Descriptions, Reviews, Etc.
Publisher Description:
Thank you for checking out this book by Theophania Publishing. We appreciate your business and look forward to serving you soon. We have thousands of titles available, and we invite you to search for us by name, contact us via our website, or download our most recent catalogues. The translation of Goethe's "Prose Maxims" now offered to the public is the first attempt that has yet been made to present the greater part of these incomparable sayings in English. In the complete collection they are over a thousand in number, and not more perhaps than a hundred and fifty have already found their way into our language, whether as contributions to magazines here and in America, or in volumes of miscellaneous extract from Goethe's writings. Some are at times quoted as though they were common literary property.
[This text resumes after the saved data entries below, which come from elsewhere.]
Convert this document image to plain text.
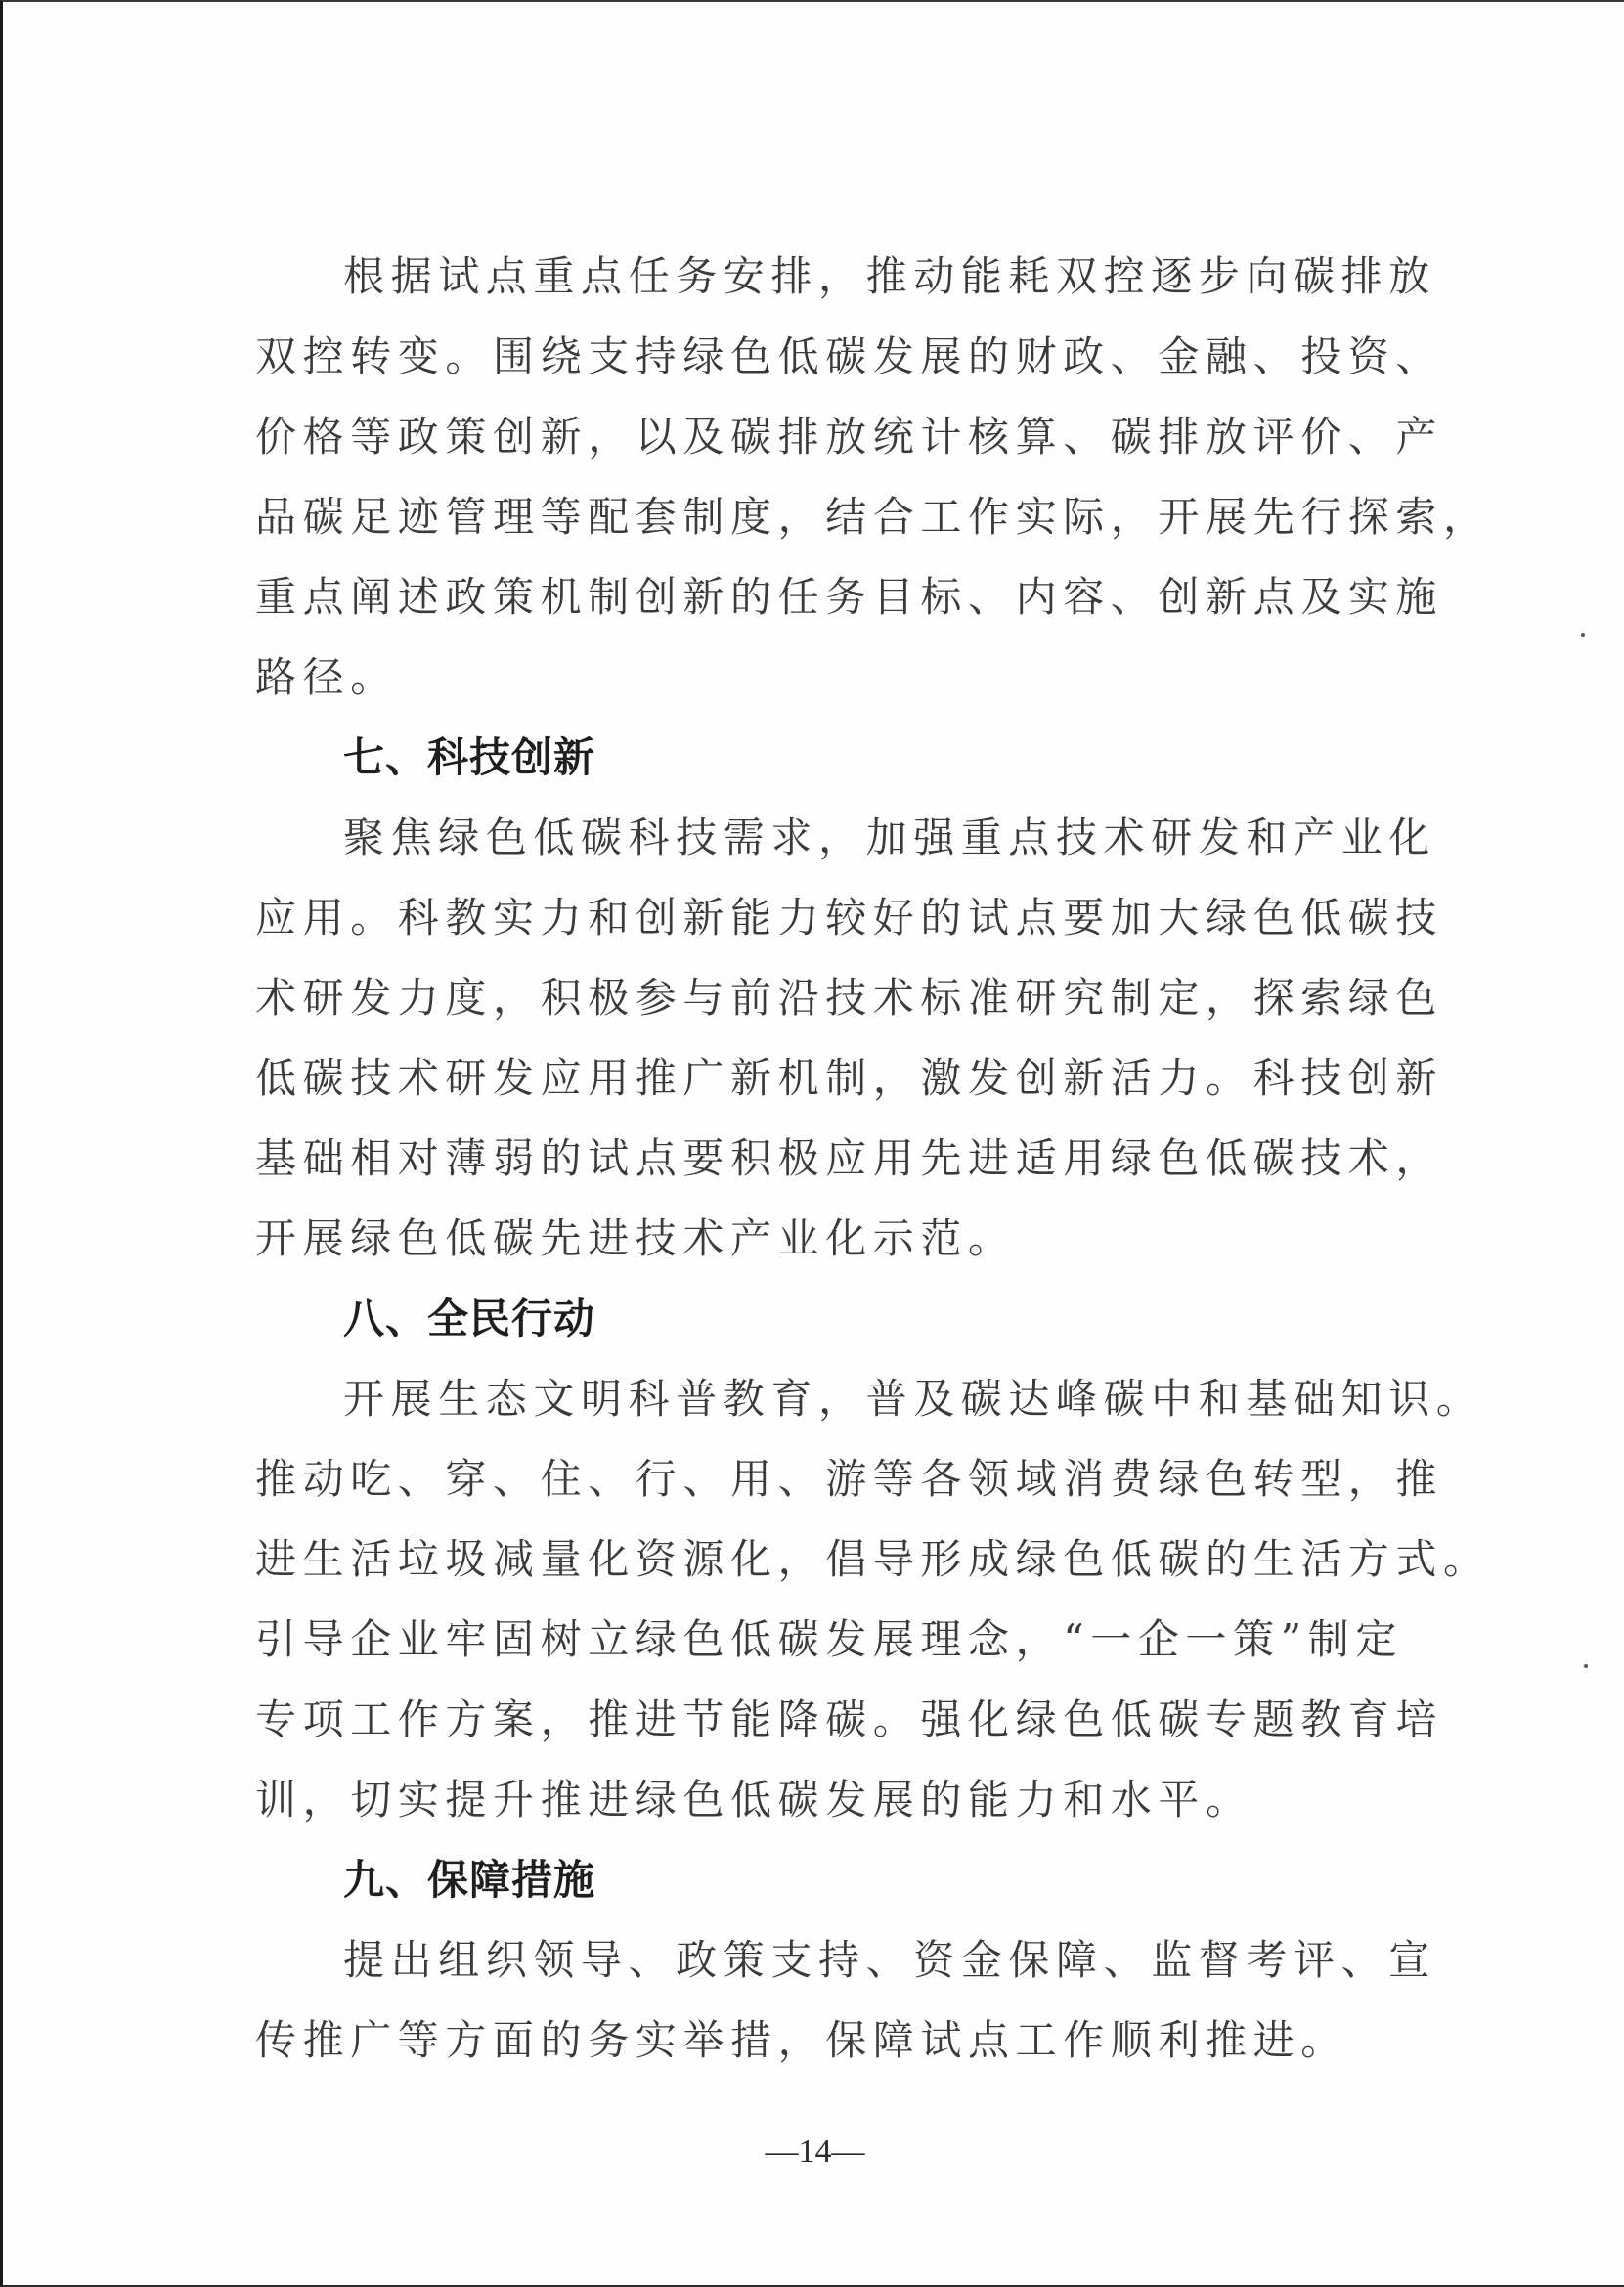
根据试点重点任务安排，推动能耗双控逐步向碳排放
双控转变。围绕支持绿色低碳发展的财政、金融、投资、
价格等政策创新，以及碳排放统计核算、碳排放评价、产
品碳足迹管理等配套制度，结合工作实际，开展先行探索，
重点阐述政策机制创新的任务目标、内容、创新点及实施
路径。
七、科技创新
聚焦绿色低碳科技需求，加强重点技术研发和产业化
应用。科教实力和创新能力较好的试点要加大绿色低碳技
术研发力度，积极参与前沿技术标准研究制定，探索绿色
低碳技术研发应用推广新机制，激发创新活力。科技创新
基础相对薄弱的试点要积极应用先进适用绿色低碳技术，
开展绿色低碳先进技术产业化示范。
八、全民行动
开展生态文明科普教育，普及碳达峰碳中和基础知识。
推动吃、穿、住、行、用、游等各领域消费绿色转型，推
进生活垃圾减量化资源化，倡导形成绿色低碳的生活方式。
引导企业牢固树立绿色低碳发展理念，“一企一策”制定
专项工作方案，推进节能降碳。强化绿色低碳专题教育培
训，切实提升推进绿色低碳发展的能力和水平。
九、保障措施
提出组织领导、政策支持、资金保障、监督考评、宣
传推广等方面的务实举措，保障试点工作顺利推进。
—14—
To say that they are important as a whole would be a feeble tribute to a work eloquent for itself, and beyond the need of praise; but so deep is the wisdom of these maxims, so wide their reach, so compact a product are they of Goethe's wonderful genius, that it is something of a reproach to literature to find the most of them left untranslated for the sixty years they have been before the world. From one point of view, the neglect they have suffered is in no way surprising: they are too high and severe to be popular so soon; and when they meet with a wide acceptance as with other great works, much of it will rest upon authority. But even for the deeper side of his writings, Goethe has not been denied a fair measure of popular success. No other author of the last two centuries holds so high a place, or, as an inevitable consequence, has been attacked by so large an army of editors and commentators; and it might well be supposed by now that no corner of his work, and least of all one of the best, had remained almost unnoticed, and to the majority unknown. Many of these maxims were early translated into French, but with little success; and even in Germany it was only so late as the year 1870 that they appeared in a separate form, with the addition of some sort of critical comment and a brief explanation of their origin and history.